This fall my wife and I both seemed to be circling around midcareer crises. We've each been teaching full time for about a dozen years in our respective positions. We've made minor changes: I have added a part-time administrative position to my teaching and writing, and she has shifted from one school to another in the same district.
But those changes don't feel like much in comparison with our early years, when it seemed like we were always on the move: I followed her to her graduate school in one city, and then she followed me to my graduate school in another city, and then we moved to the East Coast for my tenure-track job. And here we have been ever since.
"I need a new job, a new city, and a new hair color," I heard my wife say to a friend at a party last month. A few days later I came home and found her and one of my older daughters dyeing each other's hair.
"Did it help?" I asked her the next morning.
I know how she feels. Last week I was deep into a stack of end-of-semester papers, grinding away. I looked up in the middle of one paper and thought: I've corrected these same mistakes on this student's papers three times already. What am I doing wrong here? Does all of this time I am spending really make an iota of difference?
I suspect we all ask ourselves such questions at some point. They arise in spite of the gratitude my wife and I feel for the very fact that we have jobs. And while those questions may stem from moments of frustration, sometimes a better impulse animates them: Perhaps I could better serve students, or the profession, or the world in some other capacity. Most of the time, I feel a good fit between myself and my work. But how will I know for sure if I don't look around every once in a while?
A long night of grading and reflection on this question left me needing to clear my head. I woke up the next morning and decided to make my two-mile commute to the campus on foot. After a vigorous 30-minute walk, I got to my office with a resolution in mind and opened up The Chronicle to the jobs section. I started paging through it, looking for openings at teaching centers or for administrative posts in some of the cities we have left behind and still miss. I knew my wife wouldn't take much convincing.
Before I got very far, I heard a quiet knock on my door, and looked up to see, standing on the threshold, a student who had made an appointment with me. She wanted me to write her a letter of reference for the Peace Corps; this was our meeting to review her credentials and gather the information I would need to write an effective letter.
But today she was upset. After a conversation with her parents the night before, she was no longer sure she should apply. Her parents were first-generation college students, and had spent their careers in the same, stable jobs. They had worked hard to afford her education, and they wanted to see her continue into a graduate program that would secure her a better life. Her father had warned her that taking off two years to save the world would hurt her chances of getting into graduate schools or getting a good job.
"Forget about your parents for just a second," I said. "What do you want to do?"
"I want to go abroad and help people," she said. This student was both adventurous and capable. Last year she spent a semester abroad in South Africa. "But I don't want to do it if it will hurt my future," she added. "Maybe my Dad is right."
As the father of five children, I try to remain as respectful as possible of whatever advice students get from their parents. But in this case I knew that the father was working off some bad information.
"Pull up here to the computer with me," I told her, "and let's look at the Peace Corps Web site together."

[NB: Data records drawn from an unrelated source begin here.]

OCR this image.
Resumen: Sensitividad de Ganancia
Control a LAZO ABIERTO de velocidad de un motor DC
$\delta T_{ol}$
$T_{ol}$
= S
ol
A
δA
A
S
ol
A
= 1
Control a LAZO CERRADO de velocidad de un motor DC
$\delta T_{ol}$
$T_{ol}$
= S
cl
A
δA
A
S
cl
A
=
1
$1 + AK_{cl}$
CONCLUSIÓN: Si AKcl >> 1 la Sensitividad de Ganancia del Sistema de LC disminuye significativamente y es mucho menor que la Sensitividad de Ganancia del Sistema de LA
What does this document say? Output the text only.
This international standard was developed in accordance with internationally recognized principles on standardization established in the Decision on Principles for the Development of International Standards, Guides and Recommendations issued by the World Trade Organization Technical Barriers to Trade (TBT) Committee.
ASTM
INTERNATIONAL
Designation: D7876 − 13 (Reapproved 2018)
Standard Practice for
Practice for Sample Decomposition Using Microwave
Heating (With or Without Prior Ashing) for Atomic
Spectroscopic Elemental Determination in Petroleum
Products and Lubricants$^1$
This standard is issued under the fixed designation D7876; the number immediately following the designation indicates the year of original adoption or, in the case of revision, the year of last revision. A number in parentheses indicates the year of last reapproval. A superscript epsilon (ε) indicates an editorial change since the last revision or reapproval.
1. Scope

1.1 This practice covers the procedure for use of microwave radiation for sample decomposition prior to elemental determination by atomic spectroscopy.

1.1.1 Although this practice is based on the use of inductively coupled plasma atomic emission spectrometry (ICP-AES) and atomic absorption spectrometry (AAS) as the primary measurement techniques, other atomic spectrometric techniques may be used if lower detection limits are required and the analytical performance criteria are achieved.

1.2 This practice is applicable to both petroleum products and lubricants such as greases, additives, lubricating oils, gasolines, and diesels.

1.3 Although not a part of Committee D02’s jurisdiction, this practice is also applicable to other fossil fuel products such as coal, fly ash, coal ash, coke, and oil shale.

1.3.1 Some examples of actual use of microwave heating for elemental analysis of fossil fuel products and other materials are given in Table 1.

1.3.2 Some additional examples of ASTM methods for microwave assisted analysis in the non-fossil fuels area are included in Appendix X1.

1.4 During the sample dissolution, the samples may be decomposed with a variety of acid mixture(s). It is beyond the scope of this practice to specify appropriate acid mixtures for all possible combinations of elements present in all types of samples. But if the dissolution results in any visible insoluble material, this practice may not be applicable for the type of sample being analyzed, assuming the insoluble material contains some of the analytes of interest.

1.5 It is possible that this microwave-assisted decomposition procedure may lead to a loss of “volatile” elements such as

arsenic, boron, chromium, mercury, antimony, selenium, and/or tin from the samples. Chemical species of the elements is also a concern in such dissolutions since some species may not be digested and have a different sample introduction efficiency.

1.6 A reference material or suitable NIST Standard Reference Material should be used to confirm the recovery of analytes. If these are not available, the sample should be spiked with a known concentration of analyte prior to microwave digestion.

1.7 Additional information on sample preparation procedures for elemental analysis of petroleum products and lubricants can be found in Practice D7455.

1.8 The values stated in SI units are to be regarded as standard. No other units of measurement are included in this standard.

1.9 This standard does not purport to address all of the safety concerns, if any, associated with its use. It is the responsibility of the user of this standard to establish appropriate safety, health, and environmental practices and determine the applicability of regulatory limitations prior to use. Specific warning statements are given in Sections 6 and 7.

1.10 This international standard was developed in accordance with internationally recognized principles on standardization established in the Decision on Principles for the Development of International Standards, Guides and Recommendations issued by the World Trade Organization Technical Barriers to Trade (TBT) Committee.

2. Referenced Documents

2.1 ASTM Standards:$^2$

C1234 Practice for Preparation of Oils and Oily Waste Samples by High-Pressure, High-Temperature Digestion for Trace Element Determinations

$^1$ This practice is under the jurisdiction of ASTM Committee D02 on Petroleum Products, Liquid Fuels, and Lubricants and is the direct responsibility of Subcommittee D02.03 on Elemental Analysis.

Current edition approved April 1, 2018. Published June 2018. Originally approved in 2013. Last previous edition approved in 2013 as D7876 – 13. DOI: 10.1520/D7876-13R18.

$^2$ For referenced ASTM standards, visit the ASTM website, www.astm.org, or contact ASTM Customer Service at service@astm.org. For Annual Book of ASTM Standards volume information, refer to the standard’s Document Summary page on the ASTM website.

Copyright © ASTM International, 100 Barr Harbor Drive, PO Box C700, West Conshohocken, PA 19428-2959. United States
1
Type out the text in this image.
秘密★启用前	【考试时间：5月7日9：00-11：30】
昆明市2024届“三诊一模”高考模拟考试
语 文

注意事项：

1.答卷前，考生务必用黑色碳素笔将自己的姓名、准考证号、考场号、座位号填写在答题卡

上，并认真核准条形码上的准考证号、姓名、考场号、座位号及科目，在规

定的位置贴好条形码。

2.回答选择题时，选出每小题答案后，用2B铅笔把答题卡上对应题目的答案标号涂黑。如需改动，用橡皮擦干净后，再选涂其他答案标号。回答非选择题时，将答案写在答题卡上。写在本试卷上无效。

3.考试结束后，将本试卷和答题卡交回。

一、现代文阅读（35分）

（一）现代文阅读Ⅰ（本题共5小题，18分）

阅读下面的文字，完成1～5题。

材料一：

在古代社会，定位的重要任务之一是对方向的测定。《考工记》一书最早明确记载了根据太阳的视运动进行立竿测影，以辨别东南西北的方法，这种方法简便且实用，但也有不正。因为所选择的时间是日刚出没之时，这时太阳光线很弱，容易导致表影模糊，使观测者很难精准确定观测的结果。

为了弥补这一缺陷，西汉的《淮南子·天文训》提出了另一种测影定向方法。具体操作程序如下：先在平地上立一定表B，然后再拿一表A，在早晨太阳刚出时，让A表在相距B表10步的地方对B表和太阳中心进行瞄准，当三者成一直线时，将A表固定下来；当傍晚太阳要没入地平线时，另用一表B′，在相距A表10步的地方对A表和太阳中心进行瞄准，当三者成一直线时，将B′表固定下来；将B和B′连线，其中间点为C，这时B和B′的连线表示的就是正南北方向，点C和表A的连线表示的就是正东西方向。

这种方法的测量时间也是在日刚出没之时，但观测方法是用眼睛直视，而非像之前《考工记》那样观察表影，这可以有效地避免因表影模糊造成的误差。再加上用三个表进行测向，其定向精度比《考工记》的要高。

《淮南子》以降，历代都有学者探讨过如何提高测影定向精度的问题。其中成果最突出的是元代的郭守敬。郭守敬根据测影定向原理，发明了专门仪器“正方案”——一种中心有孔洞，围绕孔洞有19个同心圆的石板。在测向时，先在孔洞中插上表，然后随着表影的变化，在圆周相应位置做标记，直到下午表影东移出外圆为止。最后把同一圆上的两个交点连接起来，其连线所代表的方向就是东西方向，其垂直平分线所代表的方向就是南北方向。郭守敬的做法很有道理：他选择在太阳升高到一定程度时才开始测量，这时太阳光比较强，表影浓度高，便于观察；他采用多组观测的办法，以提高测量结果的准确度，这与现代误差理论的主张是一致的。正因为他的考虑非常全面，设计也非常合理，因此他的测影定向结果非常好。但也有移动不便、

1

We found what I expected: plenty of information on programs the Peace Corps offers to help students make the transition into both careers and graduate schools. She left my office with a plan. She would sit down with her parents and review with them the information we had found online; she would continue with her applications for service opportunities, since she could always say no later; and she would reach out to some alumni she knew who had completed service years abroad and ask them about their transitions into careers or graduate school.
Before I could turn back to the job ads, another student poked her head into my office, a senior major in my discipline whom I had recommended for a Fulbright application.
"In case I don't get the Fulbright," she said, "can you take that letter you wrote for me and tweak it for my graduate-school applications?"
"Of course," I said. "Come back after class and we'll talk about what I should cover."
I followed her out into the student lounge next to my office to make a cup of tea.
"Professor Lang," I heard from a voice behind me, "do you want to hear about my GRE's?"
I turned around to see a political-science major in our honors program, who came from hard financial circumstances. He was an extremely talented student and wanted to go to graduate school, but both of his parents had recently lost their jobs, and he could not afford the fees for the required exams. I had asked for, and received, approval from my administration to cover the cost of his exams from my budget.
We went back into my office and reviewed his scores, and then the list of possible graduate schools within his reach. Money was still standing in his way—this time in the form of application fees. We spent 20 minutes together strategizing about ways to minimize the number of programs he would apply to while maximizing his chances for admission. His step was lighter on the way out of my office.
If the universe was sending me a message (via those students, instead of Marley and three ghosts), it was not quite finished. A first-year student immediately replaced his shadow in the door frame.
"I really liked the sound of that program you talked about in class yesterday," she said.
The college was introducing a new program for sophomores that would provide them with special opportunities for housing and academic experiences. "If you're interested," I told her, "I will be happy to nominate you. I think you would be a perfect fit for it." She was interested. We talked for another minute or two, and she dashed off to class.
And I closed up those job ads.
The semester's break has arrived for most of us, and I share this story simply as a reminder to myself and to all of those, including my wife, who have ever felt weary and frustrated at the end of a grading period, wondering whether we make a difference: We have the potential to affect the lives of our students in more ways than we sometimes realize.
Each of those four students I spoke with that morning had, at one time, been a blank face sitting in a desk in my classroom. Each of them had written papers that lay in stacks on my desk, standing in the way of my own writing or time with my family. But in the course of our semester together, something had changed for the better in our relationship. That change doesn't happen with every student, for sure, and it may not even happen in the first course I have with a student. But when it does, it makes a difference—to me, to them, and perhaps even to the world.
It doesn't take much to lose sight of that during the sprint to each semester's finish line. The race starts up again in a few weeks. Happy holidays to my fellow teachers, and enjoy your break if you have one. They'll be back before we know it.